Jefferies has said in its report that the new market coupling rules that will come into effect from January 2026 will rapidly reduce IEX's market share. IEX's market share was more than 80% in the financial year 2025, which is likely to fall to around 50% by the financial year 2028. IEX is competing with its rival company, which aims to take 33% market share. Along with this, the third exchange PXIL is also present, which will increase competition further. In the medium term, IGX (Indian Gas Exchange) can create some value for IEX, but IEX's share in it is likely to be only 25%. 
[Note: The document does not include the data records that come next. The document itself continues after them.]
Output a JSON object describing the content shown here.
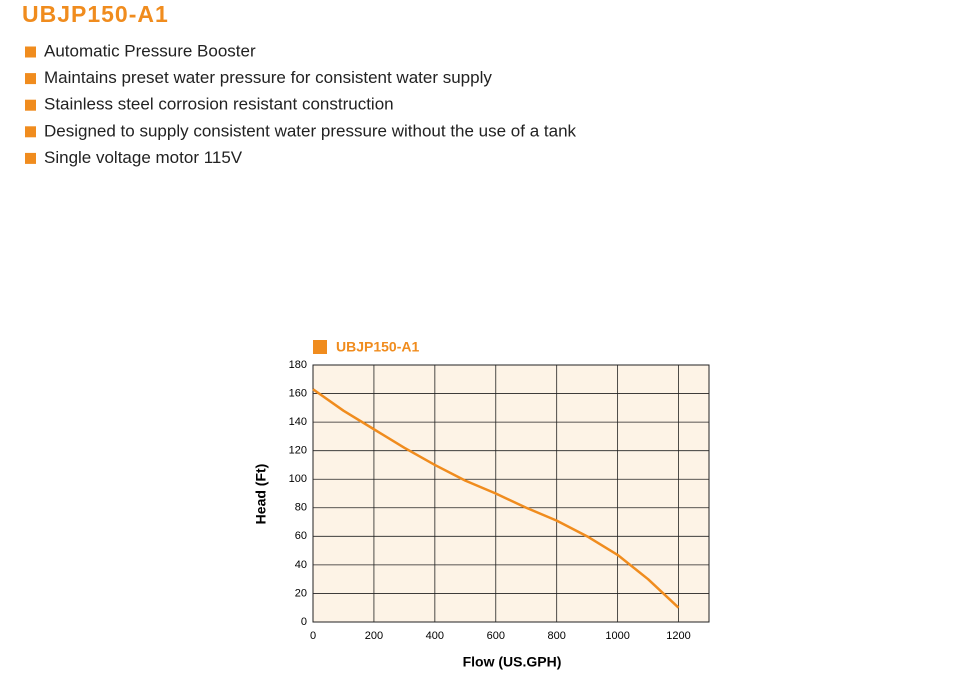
{
  "header": {
    "title": "UBJP150-A1"
  },
  "features": [
    "Automatic Pressure Booster",
    "Maintains preset water pressure for consistent water supply",
    "Stainless steel corrosion resistant construction",
    "Designed to supply consistent water pressure without the use of a tank",
    "Single voltage motor 115V"
  ],
  "chart_data": {
    "type": "line",
    "x_label": "Flow (US.GPH)",
    "y_label": "Head (Ft)",
    "x": [
      0,
      100,
      200,
      300,
      400,
      500,
      600,
      700,
      800,
      900,
      1000,
      1100,
      1200
    ],
    "series": [
      {
        "name": "UBJP150-A1",
        "color": "#f08c1e",
        "values": [
          163,
          148,
          135,
          122,
          110,
          99,
          90,
          80,
          71,
          60,
          47,
          30,
          10
        ]
      }
    ],
    "xlim": [
      0,
      1300
    ],
    "xticks": [
      0,
      200,
      400,
      600,
      800,
      1000,
      1200
    ],
    "ylim": [
      0,
      180
    ],
    "yticks": [
      0,
      20,
      40,
      60,
      80,
      100,
      120,
      140,
      160,
      180
    ],
    "grid": true
  }
}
Futures and Options Jefferies has assumed a September 2027 projected P/E ratio of 20 for IEX, which is 43% lower than the historical average of 35. The stock's projected return on equity (RoE) has been lowered to around 27% from 35-40% earlier. Also, IEX shares are trading at ₹135.09 after a 7% drop on Monday. Futures and Options (F&O) restrictions on the stock have also been removed, allowing new positions to be created. This decline comes after a massive drop of over 30% last week, which came after CERC's approval of market coupling rules. This has led to increased anxiety among investors. IEX's volatility in the past week has kept the stock in high volatility.